Die by The Blade – Game Tarung Bushido Bergaya Samurai Punk
Sebagai salah satu game indie dengan potensi yang menjanjikan, Die by the Blade akhirnya menetapkan tahun 2024 sebagai jadwal rilisnya setelah sekitar satu tahun dalam tahap demo. Dikembangkan oleh Grindstone dan Triple Hill, game ini tidak hanya menghadirkan duel pedang yang menantang, tetapi juga kualitas visual dan animasi yang cukup mengesankan.
Apa yang membuat game ini unik dibandingkan game fighting lainnya ? Yuk disimak artikelnya.
Gameplay
Die by the Blade menghadirkan konsep fighting yang unik. Fokus utama game ini adalah duel satu lawan satu, di mana Anda bertarung menggunakan senjata tradisional Jepang, seperti Katana dan Odachi. Hal yang membedakan game ini dari game fighting lainnya adalah mekanisme pertarungannya yang berbeda dari pendekatan umum.
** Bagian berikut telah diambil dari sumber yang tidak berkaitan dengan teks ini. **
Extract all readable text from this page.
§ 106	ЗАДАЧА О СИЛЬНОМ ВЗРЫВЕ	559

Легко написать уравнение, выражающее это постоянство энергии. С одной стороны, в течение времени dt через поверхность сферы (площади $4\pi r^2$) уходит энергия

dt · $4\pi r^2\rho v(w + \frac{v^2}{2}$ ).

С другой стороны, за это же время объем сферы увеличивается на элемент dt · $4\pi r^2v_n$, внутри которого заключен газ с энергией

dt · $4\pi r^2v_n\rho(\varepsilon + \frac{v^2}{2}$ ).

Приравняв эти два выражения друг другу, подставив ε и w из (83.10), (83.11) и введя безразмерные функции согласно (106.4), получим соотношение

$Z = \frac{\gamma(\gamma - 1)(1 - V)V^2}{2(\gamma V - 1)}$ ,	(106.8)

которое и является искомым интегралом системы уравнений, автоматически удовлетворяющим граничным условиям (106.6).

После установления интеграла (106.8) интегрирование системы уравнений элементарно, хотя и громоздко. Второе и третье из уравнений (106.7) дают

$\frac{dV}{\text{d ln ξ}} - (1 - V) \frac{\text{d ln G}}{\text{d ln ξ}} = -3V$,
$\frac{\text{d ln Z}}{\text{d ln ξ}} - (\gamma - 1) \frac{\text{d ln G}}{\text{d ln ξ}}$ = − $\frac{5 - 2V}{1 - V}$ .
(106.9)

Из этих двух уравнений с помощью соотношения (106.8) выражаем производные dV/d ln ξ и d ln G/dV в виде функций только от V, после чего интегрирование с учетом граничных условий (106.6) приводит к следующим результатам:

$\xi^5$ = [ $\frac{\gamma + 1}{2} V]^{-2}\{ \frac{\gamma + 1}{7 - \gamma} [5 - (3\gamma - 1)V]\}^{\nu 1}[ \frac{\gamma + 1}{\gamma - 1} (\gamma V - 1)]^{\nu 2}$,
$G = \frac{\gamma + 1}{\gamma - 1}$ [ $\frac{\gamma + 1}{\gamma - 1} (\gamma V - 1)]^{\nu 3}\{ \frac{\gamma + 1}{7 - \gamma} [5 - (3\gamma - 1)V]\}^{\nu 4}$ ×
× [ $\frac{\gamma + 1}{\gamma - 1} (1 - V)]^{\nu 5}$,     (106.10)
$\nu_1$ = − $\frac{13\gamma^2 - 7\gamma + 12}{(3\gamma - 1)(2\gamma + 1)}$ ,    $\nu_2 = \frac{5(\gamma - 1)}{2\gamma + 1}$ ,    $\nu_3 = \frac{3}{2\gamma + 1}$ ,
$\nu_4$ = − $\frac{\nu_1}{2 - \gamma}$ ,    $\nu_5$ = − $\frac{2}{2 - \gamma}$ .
Alih-alih menggunakan kombo untuk menguras Health Bar lawan, di Die by the Blade, satu serangan dapat langsung mengakhiri pertarungan. Mekanisme ini menghadirkan pengalaman yang menantang, di mana refleks dan kecepatan dalam melakukan serangan fatal sangat diuji.
Bertempat di dunia Samurai-Punk yang futuristis, pemain dapat memilih berbagai jenis petarung dan senjata yang dapat dibuka sepanjang permainan. Game ini berfokus sepenuhnya pada pertarungan satu lawan satu, baik dalam mode single-player maupun multiplayer, tanpa elemen cerita. Tujuan Anda adalah mencapai peringkat tertinggi dengan memenangkan pertarungan, dan Anda bisa membuka level, karakter, serta kostumisasi seiring kenaikan level karakter Anda, meskipun sistem ini bisa terasa repetitif.
Sebelum bertarung, Anda disarankan berlatih untuk menguasai teknik bertarung. Latihan meliputi gerakan karakter, kombo serangan untuk berbagai senjata, dan satu Final Battle sebagai penutup. Kombo serangan pedang dibagi menjadi tiga posisi: Low, Mid, dan High Stance. Selain serangan dasar, pemain bisa melakukan serangan pamungkas, yang hanya aktif jika kombo terakhir mengenai lawan dengan sukses.
Parry dan Dodge tersedia untuk menghindari serangan musuh. Sistem duel ini sedikit mirip dengan momen Ghost Stance di Ghost of Tsushima, di mana serangan tunggal dapat membunuh lawan. Tidak ada Health Bar; sebagai gantinya, terdapat Resolve Bar sebagai indikator stamina. Jika bar ini habis, karakter tidak dapat menyerang.
Sayangnya, animasi karakter terasa kaku, dan terkadang ada jeda antara input dan gerakan, membuat reaksi terhadap serangan lawan menjadi lebih sulit.
Visual
Dibangun dengan Unreal Engine, visual Die by the Blade tampil memukau. Pada pengaturan grafis maksimal, lingkungan dan panggung pertarungan terlihat detail, ditambah fitur ray-tracing yang menghadirkan refleksi realistis. Efek seperti percikan darah dan potongan tubuh yang tertebas divisualkan dengan jelas, memberikan kesan brutal. Meski performa dan kualitas FPS tinggi membuat pertarungan berjalan mulus, sayangnya, model wajah dan karakter kurang detail, sehingga tampak seperti game dari generasi sebelumnya.
Audio
Aspek audio terasa cukup minim dan sederhana, tanpa sulih suara atau musik latar yang berkesan. Efek suara benturan pedang menjadi satu-satunya hiburan audio yang menonjol sepanjang permainan.
Die by the Blade memberikan sensasi duel pedang yang realistis. Banyak elemen yang menarik, meskipun masih ada aspek yang bisa ditingkatkan. Mekanisme pertarungannya menawarkan tantangan unik yang berbeda dari game fighting lainnya.